- Born: December 20, 1948 (age 76) Greenwich, Connecticut
- Education: University of British Columbia
- Awards: MacArthur Fellows
- Scientific career
- Fields: Sustainability Science
- Institutions: Harvard University
- Thesis: Spatial structure and population dynamics in an insect epidemic ecosystem (1979)
- Doctoral advisor: C. S. Holling

= William C. Clark =

William Cummin Clark is the Harvey Brooks Professor of International Science, Public Policy and Human Development at the John F. Kennedy School of Government, Harvard University.
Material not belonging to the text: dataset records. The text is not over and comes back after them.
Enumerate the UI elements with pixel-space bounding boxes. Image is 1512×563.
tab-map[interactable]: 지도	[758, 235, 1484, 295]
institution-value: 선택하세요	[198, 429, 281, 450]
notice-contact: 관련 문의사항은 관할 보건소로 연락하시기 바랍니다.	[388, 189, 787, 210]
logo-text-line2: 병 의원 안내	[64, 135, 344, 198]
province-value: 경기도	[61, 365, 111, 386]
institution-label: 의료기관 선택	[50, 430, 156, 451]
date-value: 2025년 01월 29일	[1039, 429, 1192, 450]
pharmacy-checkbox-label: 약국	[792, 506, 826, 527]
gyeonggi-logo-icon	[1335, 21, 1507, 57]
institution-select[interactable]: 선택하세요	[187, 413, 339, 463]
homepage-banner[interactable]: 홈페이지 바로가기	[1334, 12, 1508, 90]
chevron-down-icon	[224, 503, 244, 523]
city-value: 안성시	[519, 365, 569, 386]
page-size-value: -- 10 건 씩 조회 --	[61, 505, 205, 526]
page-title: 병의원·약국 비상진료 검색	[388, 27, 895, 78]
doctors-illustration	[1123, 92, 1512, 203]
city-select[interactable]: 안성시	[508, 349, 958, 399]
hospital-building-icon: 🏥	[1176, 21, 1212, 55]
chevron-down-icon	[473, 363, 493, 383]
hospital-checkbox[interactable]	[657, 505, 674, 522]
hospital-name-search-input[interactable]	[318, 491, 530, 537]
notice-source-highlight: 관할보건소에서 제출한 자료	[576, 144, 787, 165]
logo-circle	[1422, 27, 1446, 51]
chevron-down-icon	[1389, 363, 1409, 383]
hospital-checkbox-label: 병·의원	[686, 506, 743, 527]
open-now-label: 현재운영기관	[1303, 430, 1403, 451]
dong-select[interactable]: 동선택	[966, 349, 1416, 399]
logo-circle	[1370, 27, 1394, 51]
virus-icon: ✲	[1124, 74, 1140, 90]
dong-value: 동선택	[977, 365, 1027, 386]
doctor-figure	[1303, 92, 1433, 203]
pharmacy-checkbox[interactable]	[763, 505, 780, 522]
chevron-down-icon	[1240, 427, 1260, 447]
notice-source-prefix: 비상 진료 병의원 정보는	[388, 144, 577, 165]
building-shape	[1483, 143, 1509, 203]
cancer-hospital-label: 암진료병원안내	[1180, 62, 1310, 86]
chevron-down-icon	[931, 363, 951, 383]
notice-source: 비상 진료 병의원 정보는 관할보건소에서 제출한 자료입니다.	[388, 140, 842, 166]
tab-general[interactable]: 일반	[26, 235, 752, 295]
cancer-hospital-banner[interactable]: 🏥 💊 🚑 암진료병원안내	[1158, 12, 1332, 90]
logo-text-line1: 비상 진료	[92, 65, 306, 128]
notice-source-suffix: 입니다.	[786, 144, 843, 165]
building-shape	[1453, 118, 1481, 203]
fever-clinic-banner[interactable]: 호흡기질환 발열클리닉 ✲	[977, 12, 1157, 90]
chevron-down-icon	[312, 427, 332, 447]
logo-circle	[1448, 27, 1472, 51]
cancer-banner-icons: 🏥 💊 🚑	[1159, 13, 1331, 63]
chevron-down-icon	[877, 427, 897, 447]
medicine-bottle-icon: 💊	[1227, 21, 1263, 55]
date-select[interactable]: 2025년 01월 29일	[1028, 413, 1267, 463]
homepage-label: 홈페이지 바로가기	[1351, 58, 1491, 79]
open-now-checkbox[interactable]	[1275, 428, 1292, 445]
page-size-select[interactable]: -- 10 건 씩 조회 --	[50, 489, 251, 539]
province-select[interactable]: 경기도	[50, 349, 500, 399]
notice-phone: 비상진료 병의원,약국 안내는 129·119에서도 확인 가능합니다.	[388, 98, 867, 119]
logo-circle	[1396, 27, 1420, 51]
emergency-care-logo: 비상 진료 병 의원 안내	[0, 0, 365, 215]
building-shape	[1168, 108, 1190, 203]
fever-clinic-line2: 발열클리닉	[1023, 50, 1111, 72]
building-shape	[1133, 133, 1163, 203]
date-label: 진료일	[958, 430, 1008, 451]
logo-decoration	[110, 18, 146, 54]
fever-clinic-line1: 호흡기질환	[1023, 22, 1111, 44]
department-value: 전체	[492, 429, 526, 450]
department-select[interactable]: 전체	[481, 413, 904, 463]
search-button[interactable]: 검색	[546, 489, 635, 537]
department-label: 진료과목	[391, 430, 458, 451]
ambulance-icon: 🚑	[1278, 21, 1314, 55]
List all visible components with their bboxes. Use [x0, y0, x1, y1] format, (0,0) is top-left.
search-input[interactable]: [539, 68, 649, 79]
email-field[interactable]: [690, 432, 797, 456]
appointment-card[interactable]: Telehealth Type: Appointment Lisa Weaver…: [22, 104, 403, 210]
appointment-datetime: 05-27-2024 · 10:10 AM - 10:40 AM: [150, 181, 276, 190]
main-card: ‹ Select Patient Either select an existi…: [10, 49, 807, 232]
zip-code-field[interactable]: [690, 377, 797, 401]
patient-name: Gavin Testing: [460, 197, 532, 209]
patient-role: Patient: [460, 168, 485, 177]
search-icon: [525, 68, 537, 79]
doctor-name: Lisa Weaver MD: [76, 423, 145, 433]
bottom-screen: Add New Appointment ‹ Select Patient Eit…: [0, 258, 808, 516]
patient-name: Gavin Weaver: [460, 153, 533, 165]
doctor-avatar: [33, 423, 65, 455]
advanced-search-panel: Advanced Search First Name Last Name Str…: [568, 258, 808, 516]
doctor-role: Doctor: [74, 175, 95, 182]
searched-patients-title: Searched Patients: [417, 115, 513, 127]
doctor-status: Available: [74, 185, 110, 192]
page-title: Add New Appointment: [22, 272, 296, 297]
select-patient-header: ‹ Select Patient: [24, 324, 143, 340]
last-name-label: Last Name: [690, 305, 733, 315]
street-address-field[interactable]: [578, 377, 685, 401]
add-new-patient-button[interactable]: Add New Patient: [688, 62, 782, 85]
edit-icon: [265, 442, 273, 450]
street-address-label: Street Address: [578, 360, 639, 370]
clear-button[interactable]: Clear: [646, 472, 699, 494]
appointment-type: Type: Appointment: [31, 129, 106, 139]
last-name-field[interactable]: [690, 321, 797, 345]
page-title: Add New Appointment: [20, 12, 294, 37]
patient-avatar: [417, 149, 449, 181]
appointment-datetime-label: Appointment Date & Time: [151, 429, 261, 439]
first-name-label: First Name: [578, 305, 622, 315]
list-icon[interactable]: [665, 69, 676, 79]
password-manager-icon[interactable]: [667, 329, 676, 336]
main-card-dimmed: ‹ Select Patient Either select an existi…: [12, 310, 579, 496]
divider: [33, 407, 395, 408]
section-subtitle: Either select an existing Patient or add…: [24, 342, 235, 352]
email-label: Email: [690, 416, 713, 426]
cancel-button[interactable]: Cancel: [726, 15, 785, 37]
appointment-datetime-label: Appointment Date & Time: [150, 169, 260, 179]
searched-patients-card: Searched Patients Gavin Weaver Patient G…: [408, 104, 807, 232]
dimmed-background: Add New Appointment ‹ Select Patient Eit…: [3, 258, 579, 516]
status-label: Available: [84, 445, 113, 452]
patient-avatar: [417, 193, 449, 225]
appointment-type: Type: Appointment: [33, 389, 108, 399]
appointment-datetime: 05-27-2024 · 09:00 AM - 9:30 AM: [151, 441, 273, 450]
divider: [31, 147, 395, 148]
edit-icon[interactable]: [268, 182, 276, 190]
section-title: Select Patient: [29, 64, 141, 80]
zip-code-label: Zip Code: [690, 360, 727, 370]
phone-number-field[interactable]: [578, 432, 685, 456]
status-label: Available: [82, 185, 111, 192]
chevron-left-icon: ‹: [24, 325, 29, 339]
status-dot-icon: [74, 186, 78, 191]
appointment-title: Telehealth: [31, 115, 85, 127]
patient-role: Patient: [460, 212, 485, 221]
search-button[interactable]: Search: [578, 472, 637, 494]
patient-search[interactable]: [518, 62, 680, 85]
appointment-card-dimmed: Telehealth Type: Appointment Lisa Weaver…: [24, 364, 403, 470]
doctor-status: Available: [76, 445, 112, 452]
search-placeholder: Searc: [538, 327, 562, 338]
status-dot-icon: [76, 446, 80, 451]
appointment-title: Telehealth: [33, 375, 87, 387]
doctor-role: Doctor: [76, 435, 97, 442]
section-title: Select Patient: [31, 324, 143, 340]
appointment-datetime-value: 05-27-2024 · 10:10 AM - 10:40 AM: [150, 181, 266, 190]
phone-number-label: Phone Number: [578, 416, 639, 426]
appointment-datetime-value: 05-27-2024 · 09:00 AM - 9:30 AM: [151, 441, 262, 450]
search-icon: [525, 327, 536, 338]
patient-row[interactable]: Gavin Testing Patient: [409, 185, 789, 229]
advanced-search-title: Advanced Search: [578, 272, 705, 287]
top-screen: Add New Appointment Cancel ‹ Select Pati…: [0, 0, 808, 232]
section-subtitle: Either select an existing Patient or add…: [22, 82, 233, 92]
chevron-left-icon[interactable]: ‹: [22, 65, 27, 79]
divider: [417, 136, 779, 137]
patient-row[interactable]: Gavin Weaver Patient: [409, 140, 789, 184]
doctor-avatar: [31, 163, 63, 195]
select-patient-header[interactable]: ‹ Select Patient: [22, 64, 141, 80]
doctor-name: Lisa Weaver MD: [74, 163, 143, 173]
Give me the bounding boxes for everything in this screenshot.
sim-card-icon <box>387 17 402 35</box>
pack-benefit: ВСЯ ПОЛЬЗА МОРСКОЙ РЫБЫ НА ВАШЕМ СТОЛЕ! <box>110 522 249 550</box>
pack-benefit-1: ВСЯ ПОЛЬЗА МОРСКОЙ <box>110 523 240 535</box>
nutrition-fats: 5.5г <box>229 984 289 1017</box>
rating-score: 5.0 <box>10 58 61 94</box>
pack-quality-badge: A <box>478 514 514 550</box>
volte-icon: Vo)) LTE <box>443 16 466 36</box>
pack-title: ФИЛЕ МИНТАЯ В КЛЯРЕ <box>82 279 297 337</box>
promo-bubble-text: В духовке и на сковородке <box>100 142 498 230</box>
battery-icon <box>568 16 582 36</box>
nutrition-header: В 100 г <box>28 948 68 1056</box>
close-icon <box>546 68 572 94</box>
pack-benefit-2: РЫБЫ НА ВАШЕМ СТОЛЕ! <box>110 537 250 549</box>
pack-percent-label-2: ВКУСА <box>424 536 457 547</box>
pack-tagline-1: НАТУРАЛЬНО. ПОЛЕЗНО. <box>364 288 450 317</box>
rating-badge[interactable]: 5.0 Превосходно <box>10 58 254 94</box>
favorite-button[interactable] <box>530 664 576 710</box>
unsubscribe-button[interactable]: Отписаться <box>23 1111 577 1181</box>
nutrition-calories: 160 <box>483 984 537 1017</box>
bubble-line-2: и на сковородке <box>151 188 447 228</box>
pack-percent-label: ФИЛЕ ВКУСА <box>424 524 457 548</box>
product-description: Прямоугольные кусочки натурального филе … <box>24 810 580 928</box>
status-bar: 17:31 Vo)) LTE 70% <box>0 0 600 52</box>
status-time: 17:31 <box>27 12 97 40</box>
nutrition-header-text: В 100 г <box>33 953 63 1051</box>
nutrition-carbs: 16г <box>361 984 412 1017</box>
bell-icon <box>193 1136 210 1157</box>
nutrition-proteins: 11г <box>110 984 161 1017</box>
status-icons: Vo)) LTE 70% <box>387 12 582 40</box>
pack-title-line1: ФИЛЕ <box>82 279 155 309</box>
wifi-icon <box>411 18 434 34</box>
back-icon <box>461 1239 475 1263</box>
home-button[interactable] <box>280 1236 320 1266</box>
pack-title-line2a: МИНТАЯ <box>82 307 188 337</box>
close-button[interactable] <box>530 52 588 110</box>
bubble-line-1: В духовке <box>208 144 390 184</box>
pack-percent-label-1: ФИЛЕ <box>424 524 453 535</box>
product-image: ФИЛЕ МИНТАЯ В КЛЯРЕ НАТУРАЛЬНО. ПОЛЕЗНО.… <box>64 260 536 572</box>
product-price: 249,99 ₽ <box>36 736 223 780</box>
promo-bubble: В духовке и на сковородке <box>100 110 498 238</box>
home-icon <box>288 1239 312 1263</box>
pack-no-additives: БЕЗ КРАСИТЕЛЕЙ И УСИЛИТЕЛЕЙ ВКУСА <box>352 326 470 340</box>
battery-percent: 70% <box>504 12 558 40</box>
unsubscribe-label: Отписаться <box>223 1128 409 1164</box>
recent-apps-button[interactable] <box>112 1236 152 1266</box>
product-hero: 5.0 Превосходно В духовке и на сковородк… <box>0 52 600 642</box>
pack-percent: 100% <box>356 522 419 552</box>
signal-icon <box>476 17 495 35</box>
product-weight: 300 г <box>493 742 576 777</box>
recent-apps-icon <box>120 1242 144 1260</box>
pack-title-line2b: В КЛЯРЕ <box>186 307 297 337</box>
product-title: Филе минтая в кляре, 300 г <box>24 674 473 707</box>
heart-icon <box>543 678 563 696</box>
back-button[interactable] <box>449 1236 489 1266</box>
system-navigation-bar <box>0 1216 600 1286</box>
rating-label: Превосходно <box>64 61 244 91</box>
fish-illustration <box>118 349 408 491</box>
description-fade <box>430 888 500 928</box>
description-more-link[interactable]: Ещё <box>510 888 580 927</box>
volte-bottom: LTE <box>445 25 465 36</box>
William Clark known for his long-term efforts to promote sustainability science. He co-chaired the US National Research Council report on Sustainability ‘Our Common Journey,” and in 2016 co-authored a textbook on Sustainability Science. He is also established and is now co-editor of its sustainability science section of the scientific journal Proceedings of the National Academy of Sciences. He co-leads the Sustainability Science Program at Harvard , and he is also on the board of directors of the Julie Ann Wrigley Global Institute of Sustainability at Arizona State University.

==Awards==
Clark is a member of the USA’s National Academy of Sciences and a Fellow of the American Association for the Advancement of Science. He received a MacArthur Fellowship in 1983. He received an honorary doctorate from Leuphana University in 2012 for his work on sustainability science.

== Education ==
He earned a BSc from Yale in 1971 and a PhD in Ecology from University of British Columbia in 1979.